OPTIONS will be brought in front of Blaenau Gwent councillors to discuss whether the cash-strapped authority can use overpaid council tax which has been left unclaimed.
In January a Freedom of Information request revealed that at the end of November 2022, Blaenau Gwent County Borough Council had £842,819.19 in its coffers from overpaid bills.
Although there is no legal requirement for any council to notify individuals that they have overpaid their council tax, which is normally paid in 10 monthly payments from April to February each financial year, authorities will issue a closing bill if there change in circumstance such as moving house.
If there is any credit on a householder’s account, it should count as payment towards a new bill.
At a Blaenau Gwent council meeting on Thursday, February 24, to set the budget for 2023/2024, the unclaimed overpaid Council Tax was part off discussion.
“I fully acknowledge that it’s not our money and that it belongs to other people...”
Cllr Joanna Wilkins
Opposition group leader Cllr Joanna Wilkins said: “We’ve had a fair bit of press coverage on the overpayment of council tax that is currently just sitting there.
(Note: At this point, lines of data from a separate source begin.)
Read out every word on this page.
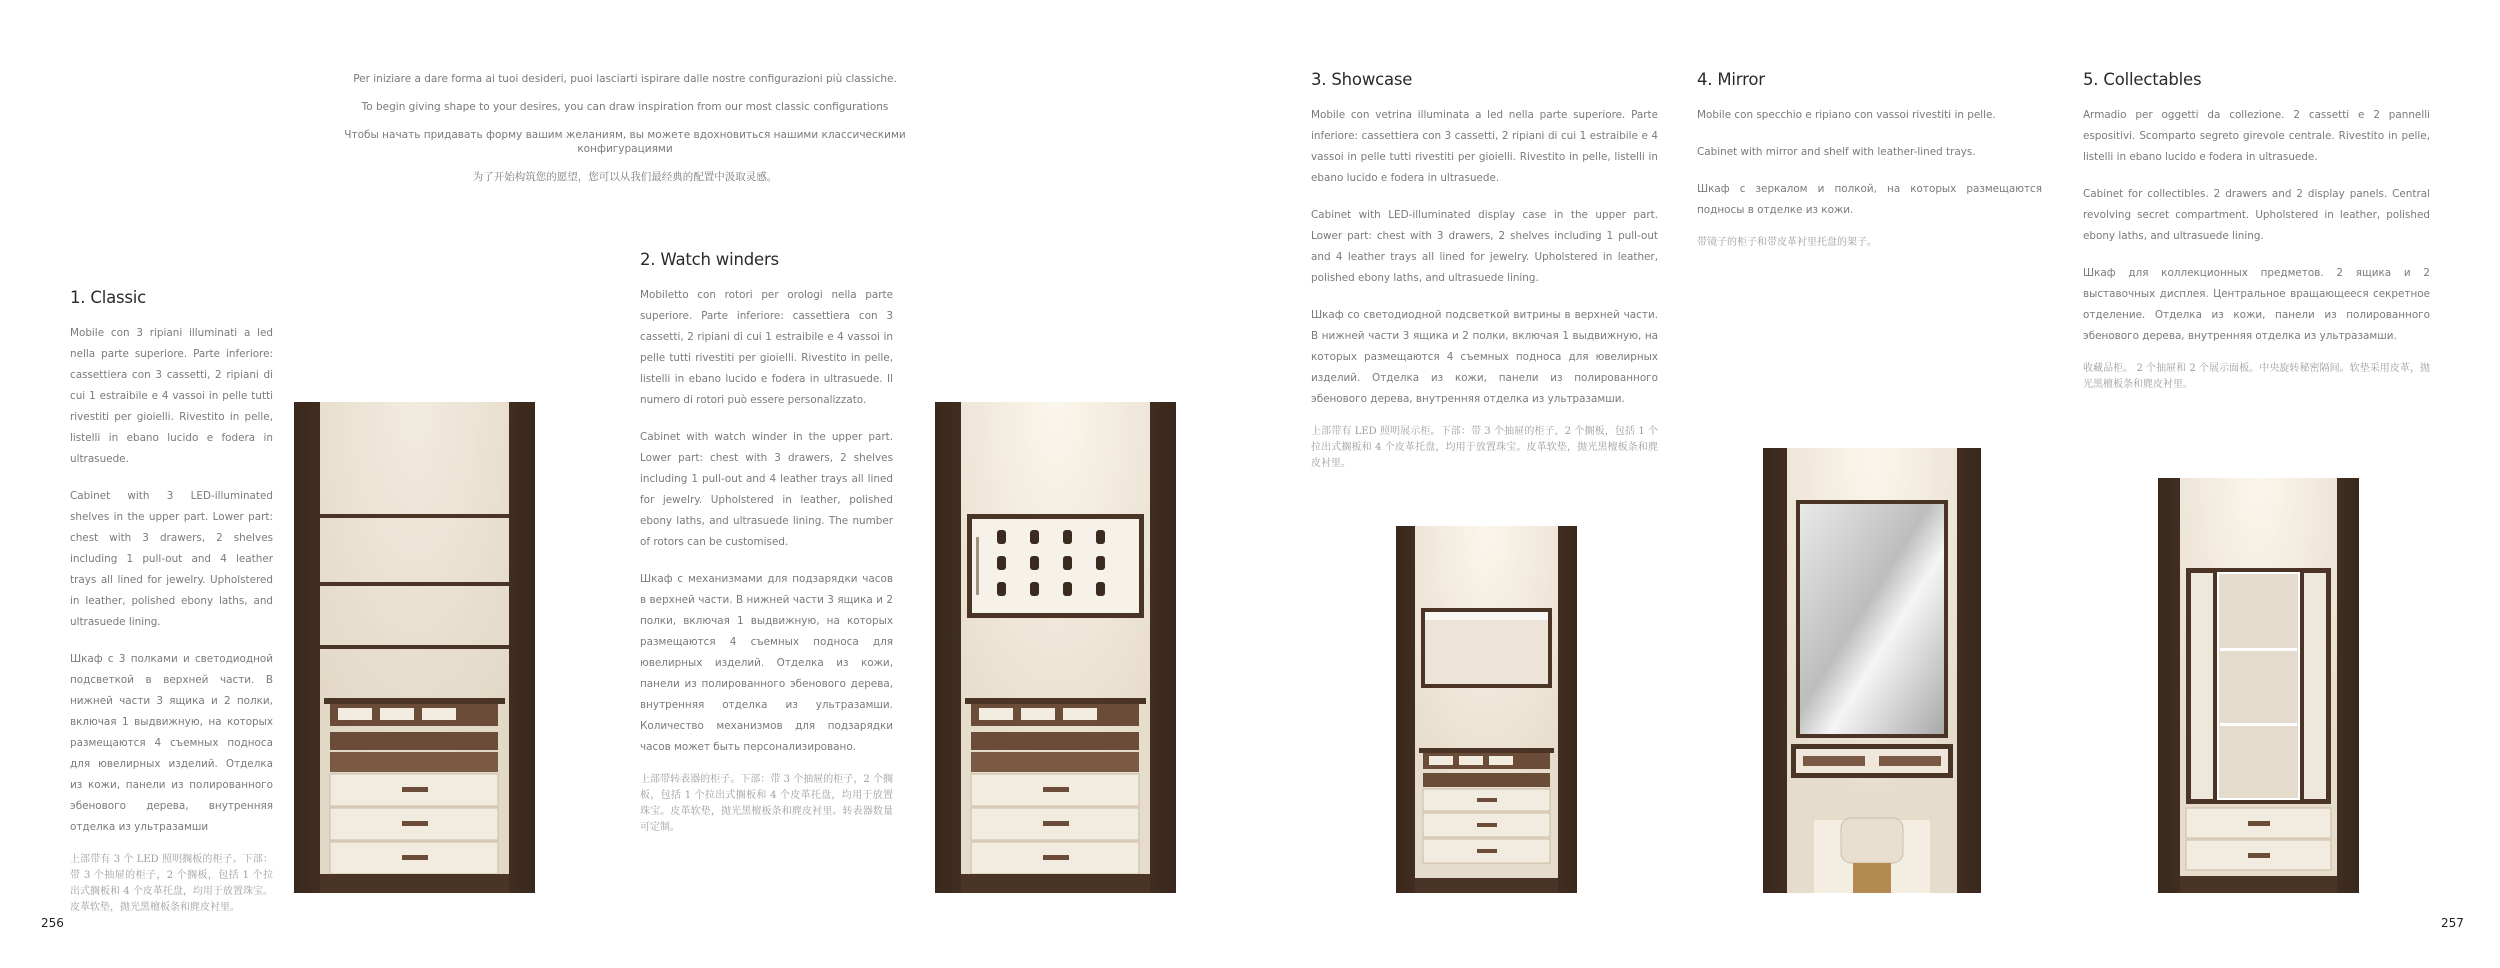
Per iniziare a dare forma ai tuoi desideri, puoi lasciarti ispirare dalle nostre configurazioni più classiche.

To begin giving shape to your desires, you can draw inspiration from our most classic configurations

Чтобы начать придавать форму вашим желаниям, вы можете вдохновиться нашими классическими конфигурациями

为了开始构筑您的愿望，您可以从我们最经典的配置中汲取灵感。

1. Classic

Mobile con 3 ripiani illuminati a led nella parte superiore. Parte inferiore: cassettiera con 3 cassetti, 2 ripiani di cui 1 estraibile e 4 vassoi in pelle tutti rivestiti per gioielli. Rivestito in pelle, listelli in ebano lucido e fodera in ultrasuede.

Cabinet with 3 LED-illuminated shelves in the upper part. Lower part: chest with 3 drawers, 2 shelves including 1 pull-out and 4 leather trays all lined for jewelry. Upholstered in leather, polished ebony laths, and ultrasuede lining.

Шкаф с 3 полками и светодиодной подсветкой в верхней части. В нижней части 3 ящика и 2 полки, включая 1 выдвижную, на которых размещаются 4 съемных подноса для ювелирных изделий. Отделка из кожи, панели из полированного эбенового дерева, внутренняя отделка из ультразамши

上部带有 3 个 LED 照明搁板的柜子。下部：带 3 个抽屉的柜子，2 个搁板，包括 1 个拉出式搁板和 4 个皮革托盘，均用于放置珠宝。皮革软垫，抛光黑檀板条和麂皮衬里。

2. Watch winders

Mobiletto con rotori per orologi nella parte superiore. Parte inferiore: cassettiera con 3 cassetti, 2 ripiani di cui 1 estraibile e 4 vassoi in pelle tutti rivestiti per gioielli. Rivestito in pelle, listelli in ebano lucido e fodera in ultrasuede. Il numero di rotori può essere personalizzato.

Cabinet with watch winder in the upper part. Lower part: chest with 3 drawers, 2 shelves including 1 pull-out and 4 leather trays all lined for jewelry. Upholstered in leather, polished ebony laths, and ultrasuede lining. The number of rotors can be customised.

Шкаф с механизмами для подзарядки часов в верхней части. В нижней части 3 ящика и 2 полки, включая 1 выдвижную, на которых размещаются 4 съемных подноса для ювелирных изделий. Отделка из кожи, панели из полированного эбенового дерева, внутренняя отделка из ультразамши. Количество механизмов для подзарядки часов может быть персонализировано.

上部带转表器的柜子。下部：带 3 个抽屉的柜子，2 个搁板，包括 1 个拉出式搁板和 4 个皮革托盘，均用于放置珠宝。皮革软垫，抛光黑檀板条和麂皮衬里。转表器数量可定制。

3. Showcase

Mobile con vetrina illuminata a led nella parte superiore. Parte inferiore: cassettiera con 3 cassetti, 2 ripiani di cui 1 estraibile e 4 vassoi in pelle tutti rivestiti per gioielli. Rivestito in pelle, listelli in ebano lucido e fodera in ultrasuede.

Cabinet with LED-illuminated display case in the upper part. Lower part: chest with 3 drawers, 2 shelves including 1 pull-out and 4 leather trays all lined for jewelry. Upholstered in leather, polished ebony laths, and ultrasuede lining.

Шкаф со светодиодной подсветкой витрины в верхней части. В нижней части 3 ящика и 2 полки, включая 1 выдвижную, на которых размещаются 4 съемных подноса для ювелирных изделий. Отделка из кожи, панели из полированного эбенового дерева, внутренняя отделка из ультразамши.

上部带有 LED 照明展示柜。下部：带 3 个抽屉的柜子，2 个搁板，包括 1 个拉出式搁板和 4 个皮革托盘，均用于放置珠宝。皮革软垫，抛光黑檀板条和麂皮衬里。

4. Mirror

Mobile con specchio e ripiano con vassoi rivestiti in pelle.

Cabinet with mirror and shelf with leather-lined trays.

Шкаф с зеркалом и полкой, на которых размещаются подносы в отделке из кожи.

带镜子的柜子和带皮革衬里托盘的架子。

5. Collectables

Armadio per oggetti da collezione. 2 cassetti e 2 pannelli espositivi. Scomparto segreto girevole centrale. Rivestito in pelle, listelli in ebano lucido e fodera in ultrasuede.

Cabinet for collectibles. 2 drawers and 2 display panels. Central revolving secret compartment. Upholstered in leather, polished ebony laths, and ultrasuede lining.

Шкаф для коллекционных предметов. 2 ящика и 2 выставочных дисплея. Центральное вращающееся секретное отделение. Отделка из кожи, панели из полированного эбенового дерева, внутренняя отделка из ультразамши.

收藏品柜。 2 个抽屉和 2 个展示面板。中央旋转秘密隔间。软垫采用皮革，抛光黑檀板条和麂皮衬里。

256	257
“I fully acknowledge that it’s not our money and that it belongs to other people.”
“Do we treat it as lost property?”
Cllr Wilkins wondered what would happen to money that can’t be repaid.
Cllr Wilkins said: “We don’t currently have a policy so what do we do with it?
“Because that could go back into reserves and could help save some public services.
“We need to ask the question – can it be looked at as everything’s on the table.”
Blaenau Gwent’s resources chief officer Rhian Hayden said that her team are working on bringing “options” for councillors to discuss about the money.
Ms Hayden said: “There is about £500,000 of credit against council tax.
“Whatever we decide to do it’s on the understanding that if individuals come forward and request that money, we will be duty-bound to repay it.”
Cllr Wilkins added: “All I’m asking for is to have a look at it.”
Later in the meeting councillors voted to approve a 3.45 per cent increase in the council tax, with a funding gap of £6.62 million in the 2023/2024 budget to be filled by a mixture of cuts, savings and use of reserves.
The Limitation Act 1980 would “signify” that tax payers have six years to try and claim back the overpayment.
The umbrella organisation, which represents all 22 council tax bill issuing authorities, the Welsh Local Government Association (WLGA) explained that unclaimed overpayments stay with the council unless they are refunded.
Eventually that money could become part of a council’s finances to be used on services.
A WLGA spokesman said: “After a period of time councils probably will have a ‘write back’ provision in their write off policy to absorb the balances.
“Some authorities review such credits after eight to 10 years.”
The WLGA advise residents to check their council tax bill and if it is in credit to contact the council and request a refund.